Agrobacterium tumefaciens-mediated Transformation of potato
CIP-149 was used in this study, and A. tumefaciens transformation followed the protocol reported previously (Ye et al. 2018; Yang et al. 2020) with modifications as follows: after 2 days of pre-culture, the explants were co-cultured with agrobacterium harbouring pKSE401 with the target sequence for 2 days in the presence of 2 mg·L− 1 α-naphthaleneacetic acid and 1 mg·L− 1 zeatin, and followed by callus induction mediated by 0.1 mg·L− 1 α-naphthaleneacetic acid 2 mg·L− 1 zeatin for 2 weeks and regeneration mediated by 0.01 mg·L− 1 α-naphthaleneacetic acid and 1 mg·L− 1 zeatin until shoot proliferation. Transformants were screened based on growth on the medium containing 50 mg·L− 1 kanamycin. The transformants’ DNA were amplified by specific primers spanning the target sites, which were 5’-AGGCGGCATGTCTTCTAGAG-3’ and 5’-TAAACCCCTCTACCCCTCCA-3’. PCR amplicons were cloned into pBM16A Vector (Biomed, Beijing), then transformed E. coli competent. 10 colonies were selected from each transformants’ DNA for sequencing at Sangon Biotech. Geneious 4.8.3 software was used to analysis the sequences.
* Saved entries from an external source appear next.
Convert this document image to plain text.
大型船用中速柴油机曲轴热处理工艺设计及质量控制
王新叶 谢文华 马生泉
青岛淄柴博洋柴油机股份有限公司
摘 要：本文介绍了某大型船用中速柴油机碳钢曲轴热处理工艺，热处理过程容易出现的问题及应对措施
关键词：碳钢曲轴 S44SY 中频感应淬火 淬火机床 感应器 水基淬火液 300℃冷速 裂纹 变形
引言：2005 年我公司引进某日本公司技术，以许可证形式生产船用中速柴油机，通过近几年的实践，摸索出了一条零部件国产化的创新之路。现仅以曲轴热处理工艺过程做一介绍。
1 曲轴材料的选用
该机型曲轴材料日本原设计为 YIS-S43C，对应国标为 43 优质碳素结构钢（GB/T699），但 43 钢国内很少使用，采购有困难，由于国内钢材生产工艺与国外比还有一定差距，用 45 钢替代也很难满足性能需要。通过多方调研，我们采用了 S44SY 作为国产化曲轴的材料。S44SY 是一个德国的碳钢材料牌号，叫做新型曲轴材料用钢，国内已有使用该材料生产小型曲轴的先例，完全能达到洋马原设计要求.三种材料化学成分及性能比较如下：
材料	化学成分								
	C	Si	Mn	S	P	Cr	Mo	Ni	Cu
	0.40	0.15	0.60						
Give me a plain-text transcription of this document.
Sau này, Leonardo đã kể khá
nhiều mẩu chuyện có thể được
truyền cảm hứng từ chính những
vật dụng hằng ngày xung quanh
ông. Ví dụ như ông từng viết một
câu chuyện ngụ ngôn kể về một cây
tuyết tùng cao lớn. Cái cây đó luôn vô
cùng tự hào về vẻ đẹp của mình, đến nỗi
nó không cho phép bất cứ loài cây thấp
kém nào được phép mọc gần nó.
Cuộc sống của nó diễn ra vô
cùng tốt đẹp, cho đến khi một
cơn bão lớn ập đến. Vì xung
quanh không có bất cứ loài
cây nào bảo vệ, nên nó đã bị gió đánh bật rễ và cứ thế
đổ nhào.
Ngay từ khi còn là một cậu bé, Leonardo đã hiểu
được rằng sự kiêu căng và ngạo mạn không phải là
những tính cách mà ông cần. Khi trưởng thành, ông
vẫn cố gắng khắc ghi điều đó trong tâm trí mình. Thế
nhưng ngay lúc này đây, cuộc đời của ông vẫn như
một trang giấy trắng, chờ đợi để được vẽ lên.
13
Homozygous StSP6A null-mutants were obtained
Potato explants were infected by A.tumefaciens containing the constructed CRISPR/ Cas9 vector described above. A total of 125 transgenic plants were obtained. The target sites of each transgenic plant were sequenced with 10 clones per plant, and a total of 3 homozygous StSP6A null-mutants which were display the same mutation type (sp6a85, sp6a107 and sp6a 113) were obtained. The types of mutations were shown in Fig. 2b.
H2O2 treatments of the StSP6A null-mutants sp6a85, sp6a107 and sp6a113
To investigate the effect of exogenous H2O2 on potato tuberization of StSP6A null-mutants, the single-node cuttings of CIP-149 (control) and StSP6A null-mutants (sp6a85, sp6a107 and sp6a113) were incubated on solid ½ MS medium containing 3% (w/v) sucrose supplemented with 0, 5, 20, and 50 mM H2O2 in TD at 18 ± 2°C for 14 d, and tuberization frequency was investigated.